In case you would like to make lemon meringue pie, we enjoyed this recipe. We made our crust out of crushed Maria cookies and melted butter, and it worked well. We also substituted fine rice flour for cornstarch (having one and not the other). My staff photographer, El Guapo, took a few shots to share:
While finely mincing my zest I did pause briefly to consider that since dates are written differently here (day-month-year), today’s date in Spain isn’t generally considered 3-14, but rather 14-3. I certainly wasn’t going to suggest we forgo pie because the date didn’t align, but I did think that we could plan to make pie again on April 31, until I remembered that April doesn’t have a 31. But other people have been thinking of Pie-for-Pi proliferation, as I learned here. Their list of possible celebration options includes these:
- July 22: When 22 is divided by 7, it equals 3.14. (pi approximation day)

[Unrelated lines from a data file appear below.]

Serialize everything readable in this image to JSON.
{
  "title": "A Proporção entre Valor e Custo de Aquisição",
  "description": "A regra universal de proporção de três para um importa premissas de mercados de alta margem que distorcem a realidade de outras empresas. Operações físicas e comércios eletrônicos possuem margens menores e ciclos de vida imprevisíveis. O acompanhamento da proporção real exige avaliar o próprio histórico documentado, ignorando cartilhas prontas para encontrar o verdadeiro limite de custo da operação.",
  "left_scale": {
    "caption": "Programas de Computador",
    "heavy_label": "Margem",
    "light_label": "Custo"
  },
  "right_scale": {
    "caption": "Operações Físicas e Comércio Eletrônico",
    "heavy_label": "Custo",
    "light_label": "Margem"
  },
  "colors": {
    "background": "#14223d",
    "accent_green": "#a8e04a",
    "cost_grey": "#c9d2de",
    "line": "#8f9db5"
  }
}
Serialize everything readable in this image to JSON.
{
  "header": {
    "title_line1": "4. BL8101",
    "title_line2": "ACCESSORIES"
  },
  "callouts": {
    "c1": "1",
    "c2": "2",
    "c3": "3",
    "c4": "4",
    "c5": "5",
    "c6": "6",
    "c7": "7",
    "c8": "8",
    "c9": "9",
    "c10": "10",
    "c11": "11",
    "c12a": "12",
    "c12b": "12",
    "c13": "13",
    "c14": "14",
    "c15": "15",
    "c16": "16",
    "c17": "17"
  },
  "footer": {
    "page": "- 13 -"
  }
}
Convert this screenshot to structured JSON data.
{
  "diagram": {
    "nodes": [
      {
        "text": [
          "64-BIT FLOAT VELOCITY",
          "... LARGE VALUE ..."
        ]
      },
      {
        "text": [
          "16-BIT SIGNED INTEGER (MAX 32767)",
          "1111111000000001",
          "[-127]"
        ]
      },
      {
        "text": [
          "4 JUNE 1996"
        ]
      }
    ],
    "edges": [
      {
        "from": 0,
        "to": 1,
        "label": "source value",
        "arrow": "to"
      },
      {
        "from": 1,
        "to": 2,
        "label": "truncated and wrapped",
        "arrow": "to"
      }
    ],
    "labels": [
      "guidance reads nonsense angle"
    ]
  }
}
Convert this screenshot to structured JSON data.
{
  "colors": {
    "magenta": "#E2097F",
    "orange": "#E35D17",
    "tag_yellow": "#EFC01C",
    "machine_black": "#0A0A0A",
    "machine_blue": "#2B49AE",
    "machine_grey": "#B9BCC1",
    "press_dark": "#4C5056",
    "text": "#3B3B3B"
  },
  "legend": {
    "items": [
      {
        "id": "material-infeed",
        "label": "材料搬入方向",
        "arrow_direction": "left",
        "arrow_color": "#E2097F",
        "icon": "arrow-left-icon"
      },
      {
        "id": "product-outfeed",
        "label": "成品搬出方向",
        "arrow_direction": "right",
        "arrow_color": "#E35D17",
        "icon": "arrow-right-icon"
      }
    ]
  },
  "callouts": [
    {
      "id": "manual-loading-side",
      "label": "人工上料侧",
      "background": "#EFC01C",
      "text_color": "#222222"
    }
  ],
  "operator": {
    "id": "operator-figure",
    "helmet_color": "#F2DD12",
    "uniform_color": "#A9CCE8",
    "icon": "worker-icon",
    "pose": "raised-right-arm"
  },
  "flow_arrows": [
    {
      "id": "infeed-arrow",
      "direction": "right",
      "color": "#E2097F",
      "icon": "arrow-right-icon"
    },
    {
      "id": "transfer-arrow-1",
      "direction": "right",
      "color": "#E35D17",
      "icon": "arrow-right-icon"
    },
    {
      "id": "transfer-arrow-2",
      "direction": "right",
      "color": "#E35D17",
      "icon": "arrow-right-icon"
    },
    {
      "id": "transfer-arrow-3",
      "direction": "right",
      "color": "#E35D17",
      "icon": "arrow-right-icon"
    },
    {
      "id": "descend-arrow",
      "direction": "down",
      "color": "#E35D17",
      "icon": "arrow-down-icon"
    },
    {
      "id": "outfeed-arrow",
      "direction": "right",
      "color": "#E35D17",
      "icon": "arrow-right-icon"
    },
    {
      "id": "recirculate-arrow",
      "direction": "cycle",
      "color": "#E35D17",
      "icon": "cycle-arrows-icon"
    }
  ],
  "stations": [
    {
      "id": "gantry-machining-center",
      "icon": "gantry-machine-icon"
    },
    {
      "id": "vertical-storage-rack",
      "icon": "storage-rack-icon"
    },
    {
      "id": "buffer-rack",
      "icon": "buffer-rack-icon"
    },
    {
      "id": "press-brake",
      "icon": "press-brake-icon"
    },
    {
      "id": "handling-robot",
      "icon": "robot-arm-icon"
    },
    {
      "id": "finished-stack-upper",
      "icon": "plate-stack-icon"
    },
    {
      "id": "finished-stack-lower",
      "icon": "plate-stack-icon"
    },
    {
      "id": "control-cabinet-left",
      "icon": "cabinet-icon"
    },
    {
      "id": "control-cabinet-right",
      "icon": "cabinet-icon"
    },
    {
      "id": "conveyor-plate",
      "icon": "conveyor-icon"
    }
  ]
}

- March 4: When 14% of the 3rd month has elapsed.
- April 5: When 3.14 months of the year have elapsed. [We couldn’t immediately figure out how this one works out to April, but we didn’t want to delete a chance for pie]
- April 26: The Earth has traveled two radians of its orbit on this day (April 25 in leap years). This is celebrated exactly on the 41st second of the 23rd minute of the 4th hour on April 26 or the 116th day. (In leap years, it is celebrated exactly on the 3rd second of the 2nd minute of the 12th hour on April 25 or the 116th day.)
- November 10: The 314th day of the year (November 9 in leap years).
- December 21, 1:13 p.m.: The 355th day of the year (December 20 in leap years), celebrated at 1:13 for the Chinese approximation 355/113.
These folks may just really enjoy their math, or they may really like pie. There’s no reason why it can’t be both. So if it turns out you can’t arrange for pie today, you’ve still got lots of Pi-related options remaining this year. I’m sure you’re relieved to hear it.
What’s your favorite kind of pie? Feel free to share the recipe with me. From the looks of things, my pi-inspired pie calendar has a lot of slots to fill.